Nel 2004, la Fiat era un’azienda in condizioni al limite del ridicolo. Sembrava che, ogni qualvolta si aprisse un giornale italiano, vi fossero nuove imbarazzanti storie che la riguardavano: la Fiat aveva registrato nuove perdite; il lancio di una nuova auto si era rivelato un flop; da qualche parte c’era stato l’ennesimo sciopero. L’azienda aveva cambiato quattro CEO in tre anni. Fu proprio a questo punto che Sergio Marchionne, un manager che veniva da un altro settore, salì a bordo.

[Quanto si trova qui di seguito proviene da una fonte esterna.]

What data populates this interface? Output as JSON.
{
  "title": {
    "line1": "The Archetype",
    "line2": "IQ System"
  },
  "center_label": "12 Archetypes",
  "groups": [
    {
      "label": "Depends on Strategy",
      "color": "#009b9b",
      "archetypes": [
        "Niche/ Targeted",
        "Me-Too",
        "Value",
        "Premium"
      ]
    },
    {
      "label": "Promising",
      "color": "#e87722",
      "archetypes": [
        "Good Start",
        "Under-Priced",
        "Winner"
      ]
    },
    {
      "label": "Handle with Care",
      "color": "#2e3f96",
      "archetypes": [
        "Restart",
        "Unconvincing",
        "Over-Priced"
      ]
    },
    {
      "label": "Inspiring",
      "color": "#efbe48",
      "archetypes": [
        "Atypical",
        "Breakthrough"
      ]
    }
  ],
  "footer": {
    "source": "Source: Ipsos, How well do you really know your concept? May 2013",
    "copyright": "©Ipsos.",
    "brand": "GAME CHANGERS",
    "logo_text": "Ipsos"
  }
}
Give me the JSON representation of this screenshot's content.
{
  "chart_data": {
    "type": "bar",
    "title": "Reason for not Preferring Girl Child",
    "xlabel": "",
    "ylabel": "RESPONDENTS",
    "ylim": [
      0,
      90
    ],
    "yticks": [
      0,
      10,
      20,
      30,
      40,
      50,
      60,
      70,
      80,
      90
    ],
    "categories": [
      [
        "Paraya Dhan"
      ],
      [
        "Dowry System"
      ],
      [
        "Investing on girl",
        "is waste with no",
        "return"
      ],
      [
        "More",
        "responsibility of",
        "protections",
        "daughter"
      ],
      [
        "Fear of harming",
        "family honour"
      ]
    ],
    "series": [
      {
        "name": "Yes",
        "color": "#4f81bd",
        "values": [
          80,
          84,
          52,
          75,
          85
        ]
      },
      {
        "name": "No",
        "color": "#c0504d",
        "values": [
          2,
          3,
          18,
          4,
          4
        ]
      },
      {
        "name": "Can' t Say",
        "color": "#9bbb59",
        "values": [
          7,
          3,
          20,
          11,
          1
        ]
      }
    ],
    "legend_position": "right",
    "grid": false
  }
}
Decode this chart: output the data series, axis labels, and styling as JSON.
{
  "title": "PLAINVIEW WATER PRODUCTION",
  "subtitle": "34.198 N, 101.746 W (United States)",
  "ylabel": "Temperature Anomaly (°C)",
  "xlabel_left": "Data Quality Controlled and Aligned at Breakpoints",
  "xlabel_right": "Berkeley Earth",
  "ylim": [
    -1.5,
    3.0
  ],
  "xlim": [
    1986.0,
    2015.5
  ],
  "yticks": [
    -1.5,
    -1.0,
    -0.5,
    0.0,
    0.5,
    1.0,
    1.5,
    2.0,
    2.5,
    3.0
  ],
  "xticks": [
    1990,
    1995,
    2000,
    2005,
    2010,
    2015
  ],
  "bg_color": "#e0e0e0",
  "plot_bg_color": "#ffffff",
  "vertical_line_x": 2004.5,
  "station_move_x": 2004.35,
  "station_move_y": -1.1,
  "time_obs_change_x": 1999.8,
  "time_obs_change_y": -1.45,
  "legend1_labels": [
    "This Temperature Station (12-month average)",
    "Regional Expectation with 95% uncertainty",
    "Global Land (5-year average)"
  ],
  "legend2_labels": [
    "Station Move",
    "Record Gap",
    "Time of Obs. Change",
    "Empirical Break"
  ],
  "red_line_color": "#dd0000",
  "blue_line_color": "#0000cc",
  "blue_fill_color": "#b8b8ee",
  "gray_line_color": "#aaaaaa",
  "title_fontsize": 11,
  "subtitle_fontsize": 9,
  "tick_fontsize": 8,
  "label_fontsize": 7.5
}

Da allora, la Fiat è tornata a generare profitti, e l’auto più recente uscita, la Cinquecento, è sulla bocca di tutti nel settore. In questo articolo, Marchionne racconta come è riuscito a rilanciare la società. Ha abbandonato il modello di leadership basato sull’idea di un«uomo del destino», che aveva per molto tempo caratterizzato la strategia della Fiat, e ha creato una cultura nella quale ci si aspetta che ogni manager sviluppi la capacità di essere un leader.Il CEO racconta, in particolare, come ha apportato quattro cambiamenti particolarmente efficaci. Innanzitutto, è andato a cercare in azienda i potenziali leader nascosti, come ad esempio le persone più lontane dalla sede centrale, i giovani talenti del marketing e tutti gli altri dipendenti non considerati degli alti potenziali nei percorsi di crescita aziendale. Una volta individuati questi leader potenziali, Marchionne ci ha lavorato a stretto contatto in mille modi diversi (attraverso valutazioni formali, conversazioni informali e scambi di messaggi scritti) dimostrando il suo forte interesse nei loro confronti e migliorando la cultura aziendale.In secondo luogo, ha fissato obiettivi molto ambiziosi e ha guidato attivamente i manager verso la loro realizzazione, in parte anche mettendo in discussione luoghi comuni molto consolidati. Il time to market della Cinquecento è stato ridotto da 4 anni a 18 mesi a partire da quando gli ingegneri e i designer hanno preso a interrogarsi per poi ottimizzare i loro processi di produzione.In terzo luogo, ha spinto l’azienda a guardare meno al proprio interno utilizzando, ad esempio, benchmark come la Apple ed assumendo professionisti esterni al settore auto. Infine, ha mostrato un forte rispetto per i dipendenti Fiat, realizzando dei miglioramenti – ad esempio, aprendo asili nido e negozi di alimentari vicino alle fabbriche - per aiutarli a equilibrare vita privata e lavoro.